Things are not always as we imagine them to be.
The blurb of the book makes it clear that the story is going to be full of twists and turns. Lara is the main character who grows up in isolation from the rest of the world for a reason. The princess must become a Trojan horse for the kingdom that rules over the bridge. All her life, Lara has been brought up in fanatical hatred of Ithicana and the demon king Aren. To the subjects of Maridrina, the Bridge King is the villain, he is the cause of the famine and misery, for he holds all trade in his power. Of course, what we all expect happens when Lara lands in Ithicana and begins to uncover all the lies she’s been led to believe.
The Bridge Kingdom
I’ll tell you a little about the world Jensen describes in a few lines. There are several countries connected by an ancient bridge. Between them lies the raging sea, which calms down for about two months every year, allowing for smoother shipping traffic. Naturally, the kingdoms prefer to conduct their trade over the bridge because it is safer. This is also where the conflicts come from, as the ruler of the bridge has all the financial advantages.
There is nothing fantastic in the world itself and absolutely no magic. The characters are not endowed with supernatural powers and there are no creepy mythical creatures living in the depths of the sea. The bridge is the most amazing structure you will read about. An ancient structure that winds like a serpent over sea and land and has defied all whirlwinds and storms.
Thoughts and passions about The Bridge Kingdom
The book itself is not very extensive and reads quickly. I found it engaging and light. I actually read through it quite quickly.
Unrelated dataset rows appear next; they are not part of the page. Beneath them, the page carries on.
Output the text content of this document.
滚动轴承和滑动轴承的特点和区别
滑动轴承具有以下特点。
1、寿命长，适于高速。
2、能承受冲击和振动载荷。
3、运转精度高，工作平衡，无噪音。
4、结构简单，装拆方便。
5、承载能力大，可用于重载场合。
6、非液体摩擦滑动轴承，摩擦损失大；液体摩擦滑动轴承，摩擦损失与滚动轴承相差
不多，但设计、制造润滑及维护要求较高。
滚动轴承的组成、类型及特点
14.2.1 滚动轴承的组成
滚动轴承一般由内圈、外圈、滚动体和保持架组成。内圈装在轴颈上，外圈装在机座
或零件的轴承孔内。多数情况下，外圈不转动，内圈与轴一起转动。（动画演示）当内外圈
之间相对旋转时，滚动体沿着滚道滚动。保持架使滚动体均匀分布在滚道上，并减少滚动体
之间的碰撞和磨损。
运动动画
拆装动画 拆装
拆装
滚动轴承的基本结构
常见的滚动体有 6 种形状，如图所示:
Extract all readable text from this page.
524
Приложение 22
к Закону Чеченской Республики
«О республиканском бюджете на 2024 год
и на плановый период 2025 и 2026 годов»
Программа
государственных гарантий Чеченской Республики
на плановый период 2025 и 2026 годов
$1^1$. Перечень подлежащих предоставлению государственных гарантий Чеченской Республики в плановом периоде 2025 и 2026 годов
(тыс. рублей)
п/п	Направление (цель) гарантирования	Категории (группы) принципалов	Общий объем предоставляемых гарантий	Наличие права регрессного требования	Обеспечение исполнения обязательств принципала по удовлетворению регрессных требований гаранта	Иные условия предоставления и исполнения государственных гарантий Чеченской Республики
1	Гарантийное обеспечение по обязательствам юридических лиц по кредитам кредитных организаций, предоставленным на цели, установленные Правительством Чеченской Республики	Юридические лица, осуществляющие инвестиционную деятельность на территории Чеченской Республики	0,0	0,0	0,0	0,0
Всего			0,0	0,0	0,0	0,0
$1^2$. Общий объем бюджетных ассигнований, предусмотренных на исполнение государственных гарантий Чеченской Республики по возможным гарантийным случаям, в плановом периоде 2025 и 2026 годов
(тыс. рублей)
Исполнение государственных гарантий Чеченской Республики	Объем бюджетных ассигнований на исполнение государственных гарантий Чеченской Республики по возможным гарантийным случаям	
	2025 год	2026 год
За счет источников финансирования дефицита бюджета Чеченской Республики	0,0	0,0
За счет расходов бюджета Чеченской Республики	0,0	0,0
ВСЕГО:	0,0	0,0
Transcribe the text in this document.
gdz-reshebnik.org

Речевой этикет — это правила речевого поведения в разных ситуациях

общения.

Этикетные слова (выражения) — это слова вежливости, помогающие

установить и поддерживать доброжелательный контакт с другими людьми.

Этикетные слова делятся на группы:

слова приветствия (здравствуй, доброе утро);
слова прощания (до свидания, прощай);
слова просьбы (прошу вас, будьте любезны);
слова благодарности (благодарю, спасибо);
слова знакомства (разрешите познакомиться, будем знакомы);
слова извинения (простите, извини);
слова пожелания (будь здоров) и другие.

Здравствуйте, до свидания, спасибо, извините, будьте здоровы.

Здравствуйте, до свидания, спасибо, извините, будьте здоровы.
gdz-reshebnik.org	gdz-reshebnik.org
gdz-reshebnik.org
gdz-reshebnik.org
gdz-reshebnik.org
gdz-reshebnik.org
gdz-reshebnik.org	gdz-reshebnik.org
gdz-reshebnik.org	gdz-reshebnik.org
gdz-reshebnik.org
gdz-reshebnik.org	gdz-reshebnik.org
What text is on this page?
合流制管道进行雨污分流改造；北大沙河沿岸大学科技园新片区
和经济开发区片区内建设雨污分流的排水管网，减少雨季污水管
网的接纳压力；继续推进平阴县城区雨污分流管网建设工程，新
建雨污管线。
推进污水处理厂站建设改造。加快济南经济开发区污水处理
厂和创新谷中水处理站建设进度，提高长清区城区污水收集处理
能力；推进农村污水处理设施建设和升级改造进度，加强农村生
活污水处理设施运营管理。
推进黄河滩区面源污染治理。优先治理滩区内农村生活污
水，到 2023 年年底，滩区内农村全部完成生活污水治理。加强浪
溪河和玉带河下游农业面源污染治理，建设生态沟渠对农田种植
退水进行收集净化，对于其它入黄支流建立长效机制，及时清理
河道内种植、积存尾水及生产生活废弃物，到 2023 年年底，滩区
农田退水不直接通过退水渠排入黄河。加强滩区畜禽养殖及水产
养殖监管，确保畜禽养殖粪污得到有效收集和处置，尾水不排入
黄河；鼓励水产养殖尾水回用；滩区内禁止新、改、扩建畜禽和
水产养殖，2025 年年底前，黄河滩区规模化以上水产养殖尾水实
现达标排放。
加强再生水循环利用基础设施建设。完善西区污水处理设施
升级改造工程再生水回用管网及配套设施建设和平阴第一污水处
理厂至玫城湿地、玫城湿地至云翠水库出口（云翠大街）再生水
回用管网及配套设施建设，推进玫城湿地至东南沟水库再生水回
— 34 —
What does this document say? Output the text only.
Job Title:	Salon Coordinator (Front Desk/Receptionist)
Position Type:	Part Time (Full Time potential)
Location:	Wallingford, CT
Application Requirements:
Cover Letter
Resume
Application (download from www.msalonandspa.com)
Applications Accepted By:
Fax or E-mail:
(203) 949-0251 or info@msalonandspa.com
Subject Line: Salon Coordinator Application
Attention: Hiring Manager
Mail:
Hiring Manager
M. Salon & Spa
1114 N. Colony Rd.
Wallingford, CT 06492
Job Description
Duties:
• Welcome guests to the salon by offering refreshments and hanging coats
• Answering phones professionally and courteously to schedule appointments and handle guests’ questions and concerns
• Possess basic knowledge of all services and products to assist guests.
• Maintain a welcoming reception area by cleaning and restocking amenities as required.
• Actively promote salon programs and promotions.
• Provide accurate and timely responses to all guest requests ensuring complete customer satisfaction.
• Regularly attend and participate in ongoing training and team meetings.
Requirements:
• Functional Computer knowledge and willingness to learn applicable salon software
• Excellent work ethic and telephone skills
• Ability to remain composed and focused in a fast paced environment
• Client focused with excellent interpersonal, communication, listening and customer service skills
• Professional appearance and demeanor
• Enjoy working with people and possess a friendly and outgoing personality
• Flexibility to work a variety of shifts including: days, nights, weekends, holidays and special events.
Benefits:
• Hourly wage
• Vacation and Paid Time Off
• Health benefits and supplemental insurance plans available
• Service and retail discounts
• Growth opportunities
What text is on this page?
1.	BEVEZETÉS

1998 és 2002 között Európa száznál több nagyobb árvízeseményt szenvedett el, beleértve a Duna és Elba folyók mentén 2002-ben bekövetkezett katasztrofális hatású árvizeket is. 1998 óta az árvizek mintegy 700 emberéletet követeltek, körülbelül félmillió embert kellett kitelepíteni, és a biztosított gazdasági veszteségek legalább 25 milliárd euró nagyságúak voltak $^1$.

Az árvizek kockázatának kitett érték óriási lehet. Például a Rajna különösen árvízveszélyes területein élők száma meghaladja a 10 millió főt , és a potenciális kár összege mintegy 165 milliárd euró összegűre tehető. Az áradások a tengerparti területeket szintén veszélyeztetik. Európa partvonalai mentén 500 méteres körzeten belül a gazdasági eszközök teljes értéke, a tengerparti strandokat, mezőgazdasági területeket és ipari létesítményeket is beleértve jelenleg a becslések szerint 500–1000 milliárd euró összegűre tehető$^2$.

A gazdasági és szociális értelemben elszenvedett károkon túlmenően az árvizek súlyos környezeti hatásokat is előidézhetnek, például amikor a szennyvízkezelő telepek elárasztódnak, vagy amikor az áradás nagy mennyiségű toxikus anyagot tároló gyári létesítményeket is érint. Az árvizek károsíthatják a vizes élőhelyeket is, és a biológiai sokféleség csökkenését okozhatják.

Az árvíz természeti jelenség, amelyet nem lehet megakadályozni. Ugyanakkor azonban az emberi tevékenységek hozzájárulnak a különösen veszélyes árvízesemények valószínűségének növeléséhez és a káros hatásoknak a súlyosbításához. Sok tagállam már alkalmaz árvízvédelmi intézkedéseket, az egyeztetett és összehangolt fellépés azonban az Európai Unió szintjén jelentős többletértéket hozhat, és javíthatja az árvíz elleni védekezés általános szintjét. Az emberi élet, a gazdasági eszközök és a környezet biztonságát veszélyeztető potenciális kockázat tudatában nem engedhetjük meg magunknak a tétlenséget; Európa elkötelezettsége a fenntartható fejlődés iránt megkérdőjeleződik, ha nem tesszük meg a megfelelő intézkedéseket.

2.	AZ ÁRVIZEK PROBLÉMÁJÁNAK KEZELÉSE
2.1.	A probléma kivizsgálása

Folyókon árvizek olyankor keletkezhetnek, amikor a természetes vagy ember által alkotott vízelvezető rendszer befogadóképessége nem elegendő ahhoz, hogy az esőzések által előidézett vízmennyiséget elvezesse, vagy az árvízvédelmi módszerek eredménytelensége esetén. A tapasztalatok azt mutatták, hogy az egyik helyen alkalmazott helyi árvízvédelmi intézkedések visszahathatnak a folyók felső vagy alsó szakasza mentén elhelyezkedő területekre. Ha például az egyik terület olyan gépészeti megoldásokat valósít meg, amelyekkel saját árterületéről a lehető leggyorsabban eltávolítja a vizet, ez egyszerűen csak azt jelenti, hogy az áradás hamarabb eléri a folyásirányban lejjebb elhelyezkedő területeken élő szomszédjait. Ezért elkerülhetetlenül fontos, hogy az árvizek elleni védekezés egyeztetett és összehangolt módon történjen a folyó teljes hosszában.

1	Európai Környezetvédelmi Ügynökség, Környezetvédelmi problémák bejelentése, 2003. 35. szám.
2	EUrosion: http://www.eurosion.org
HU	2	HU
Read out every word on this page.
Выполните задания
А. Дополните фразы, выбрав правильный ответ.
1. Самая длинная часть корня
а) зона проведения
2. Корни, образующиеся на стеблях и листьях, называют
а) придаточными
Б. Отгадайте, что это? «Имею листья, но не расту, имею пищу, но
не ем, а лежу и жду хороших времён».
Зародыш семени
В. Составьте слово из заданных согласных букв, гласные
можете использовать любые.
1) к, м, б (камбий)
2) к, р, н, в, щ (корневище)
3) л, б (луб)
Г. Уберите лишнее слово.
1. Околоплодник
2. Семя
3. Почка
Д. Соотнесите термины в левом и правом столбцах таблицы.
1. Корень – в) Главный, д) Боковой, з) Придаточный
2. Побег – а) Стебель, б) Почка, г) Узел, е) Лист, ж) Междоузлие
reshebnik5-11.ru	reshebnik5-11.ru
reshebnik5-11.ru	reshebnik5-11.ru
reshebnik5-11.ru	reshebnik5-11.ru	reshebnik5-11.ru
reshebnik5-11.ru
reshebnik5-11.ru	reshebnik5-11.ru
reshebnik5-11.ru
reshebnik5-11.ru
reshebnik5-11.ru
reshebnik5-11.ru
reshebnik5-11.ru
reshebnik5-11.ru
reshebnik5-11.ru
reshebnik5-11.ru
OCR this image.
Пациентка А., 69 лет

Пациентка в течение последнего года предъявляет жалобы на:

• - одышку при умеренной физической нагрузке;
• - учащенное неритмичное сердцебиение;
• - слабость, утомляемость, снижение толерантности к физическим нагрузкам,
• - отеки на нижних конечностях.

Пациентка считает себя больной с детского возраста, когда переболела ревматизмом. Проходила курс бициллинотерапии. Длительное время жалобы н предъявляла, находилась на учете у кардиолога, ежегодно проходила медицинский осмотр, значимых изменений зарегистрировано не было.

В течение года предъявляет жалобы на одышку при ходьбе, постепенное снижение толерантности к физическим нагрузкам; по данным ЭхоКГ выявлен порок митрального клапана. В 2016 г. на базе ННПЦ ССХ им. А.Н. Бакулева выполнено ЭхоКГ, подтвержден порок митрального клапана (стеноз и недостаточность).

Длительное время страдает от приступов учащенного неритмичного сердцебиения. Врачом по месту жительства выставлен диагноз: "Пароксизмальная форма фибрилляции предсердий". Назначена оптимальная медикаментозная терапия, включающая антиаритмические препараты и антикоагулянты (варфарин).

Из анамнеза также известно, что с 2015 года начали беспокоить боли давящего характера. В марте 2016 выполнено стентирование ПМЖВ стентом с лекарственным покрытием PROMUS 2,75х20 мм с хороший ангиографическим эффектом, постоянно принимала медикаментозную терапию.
The plot is somewhat predictable because we are painfully used to this twist. It turns out that the bad guy is wrongly accused and is actually nice and brave. The girl falls in love with her enemy and is faced with the dilemma of who to be loyal to. Moral dilemma and inner struggle. But I don’t want you to think the book isn’t entertaining to read, on the contrary. I prefer to read lighter books than so-called “brutal” fantasies. I found it a fresh start and refreshing.
I liked the pe and it was more about the consummation of the marriage between Lara and Aren. I’m not a fan of love scenes and certainly not ones that are extensive.
Ultimately, I rated ” The Bridge Kingdom” 3 stars, but I would recommend it to anyone looking for an entertaining, engrossing read as long as they don’t mind the flaws mentioned above.
A warrior princess trained in isolation, Lara is driven by two certainties. The first is that King Aren of the Bridge Kingdom is her enemy. And the second is that she’ll be the one to bring him to his knees.
The only route through a storm-ravaged world, the Bridge Kingdom enriches itself and deprives its rivals, including Lara’s homeland. So when she’s sent as a bride under the guise of peace, Lara is prepared to do whatever it takes to fracture its impenetrable defenses. And the defenses of its king.
Yet as she infiltrates her new home and gains a deeper understanding of the war to possess the bridge, Lara begins to question whether she’s the hero or the villain. And as her feelings for Aren transform from frosty hostility to fierce passion, Lara must choose which kingdom she’ll save… and which kingdom she’ll destroy.
Passionate and violent, The Bridge Kingdom is a seductive fantasy perfect for fans of From Blood and Ash and A Court of Thorns and Roses.